Longtime "chum" Carol Burnett who is long overdue a Kennedy Center medal of her own set the tone with some warm recollections of their 40 year relationship. She certainly hit the nail on the head when she said that no other songstress had given the world so many sing alongs! Burnett's only mistake was in saying that Andrews sarcastically thanked Jack Warner during her her Oscar speech. (By refusing to cast her in the screen version of My Fair Lady, he had inadvertently made her Mary Poppins win possible!) Fact is, that comment was made during her Golden Globe speech. But that's a minor point the genuine affection these two ladies share had the bejeweled and tuxedoed audience on its feet.
A series of nifty film clips included Julie singing for King George VI, and bits of her performances in My Fair Lady and Camelot. Not surprisingly, the audience saved its biggest applause for moments from Mary Poppins and Sound of Music images that have become a lasting part of our popular culture.
The live mini-concert that followed was a fan-pleasing parade of some of the best young talent on Broadway today. Patrick Wilson sang a soaring "On the Street Where You Live." and Kristin Chenoweth had a blast turning "Spoonful of Sugar" into a soprano showpiece. I loved the way she prefaced her final death-defying trill by saying, "Mary Poppins would call this cheeky, but I'm going to do it anyway!"
When Robert Goulet came out to serenade his old Camelot co-star with "If Ever I Would Leave You," he delivered his trademark "money notes" with such surprising power that one could almost overlook his ghastly Vegas arrangement. Audra MacDonald sang a delicious "I Could Have Danced All Night" (what a sensational Liza she would make in the upcoming NY revival!) and Jeremy Irons (who has the strangest way of saying "Damn!" I've ever heard) moved Andrews to tears with a sensitive version of "I've Grown Accustomed to Her Face." As an inevitable closer, Rebecca Luker delivered a soaring "Sound of Music," with the other soloists and a massive chorus joining in for the final verse. In light of Andrews' recent vocal problems, Oscar Hammerstein II's "and I'll sing once more" had heart-tugging significance.
Small wonder that Julie was pushing aside the tears, with Jack Nicholson gallantly giving her a handkerchief. But Julie's music hall training shone through, and she promptly cracked up the folks on stage by pretending to wildly blow her nose.

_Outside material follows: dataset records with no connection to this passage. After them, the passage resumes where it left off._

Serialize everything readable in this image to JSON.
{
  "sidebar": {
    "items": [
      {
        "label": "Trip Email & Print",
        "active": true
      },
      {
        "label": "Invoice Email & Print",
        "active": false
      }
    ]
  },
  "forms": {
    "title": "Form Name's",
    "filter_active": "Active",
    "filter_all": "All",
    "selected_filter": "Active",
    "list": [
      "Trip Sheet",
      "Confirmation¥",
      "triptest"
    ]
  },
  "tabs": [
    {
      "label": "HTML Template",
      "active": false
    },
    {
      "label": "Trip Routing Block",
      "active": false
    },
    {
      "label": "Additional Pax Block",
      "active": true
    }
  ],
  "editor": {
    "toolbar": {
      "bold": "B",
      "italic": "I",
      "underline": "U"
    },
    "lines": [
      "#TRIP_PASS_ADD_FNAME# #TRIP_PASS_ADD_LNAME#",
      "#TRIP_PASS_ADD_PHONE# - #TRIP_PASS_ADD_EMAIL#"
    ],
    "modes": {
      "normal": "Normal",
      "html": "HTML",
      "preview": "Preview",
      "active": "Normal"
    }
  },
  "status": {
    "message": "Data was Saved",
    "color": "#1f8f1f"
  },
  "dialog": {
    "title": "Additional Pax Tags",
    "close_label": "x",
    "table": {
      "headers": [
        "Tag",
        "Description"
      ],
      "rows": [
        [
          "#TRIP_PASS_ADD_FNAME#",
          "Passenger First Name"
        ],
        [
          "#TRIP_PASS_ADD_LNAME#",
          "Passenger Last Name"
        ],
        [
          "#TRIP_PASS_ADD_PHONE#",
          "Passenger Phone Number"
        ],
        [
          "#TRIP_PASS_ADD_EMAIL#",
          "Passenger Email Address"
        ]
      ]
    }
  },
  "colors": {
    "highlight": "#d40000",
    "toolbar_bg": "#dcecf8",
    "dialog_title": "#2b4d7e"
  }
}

The Kennedy Center Honors usually do a fine job with their Broadway segments (remember their sensational tribute to Kander and Ebb?), but I felt they really outdid themselves this time around. It couldn't happen to a brighter or more beloved star than Julie Andrews. "Sing once more?" Thanks to her films, Julie will sing for many decades to come. Hey, there may be some super-cali-fragi-listic hope for the future after all!
Note: Metropolitan Opera diva Renee Fleming finished the show with a gorgeous rendition of "Take Care of This House" from Bernstein and Lerner's 1600 Pennsylvania Avenue. It is nice to see that when America feels endangered, it still turns to the great showtune writers to express its deepest sentiments. That's why Berlin's "God Bless America" and Kander and Ebb's "New York, New York" have become more popular than ever in the wake of September 11th. It seems the "Broadway way" of singing things is still relevant. (Thank heaven!)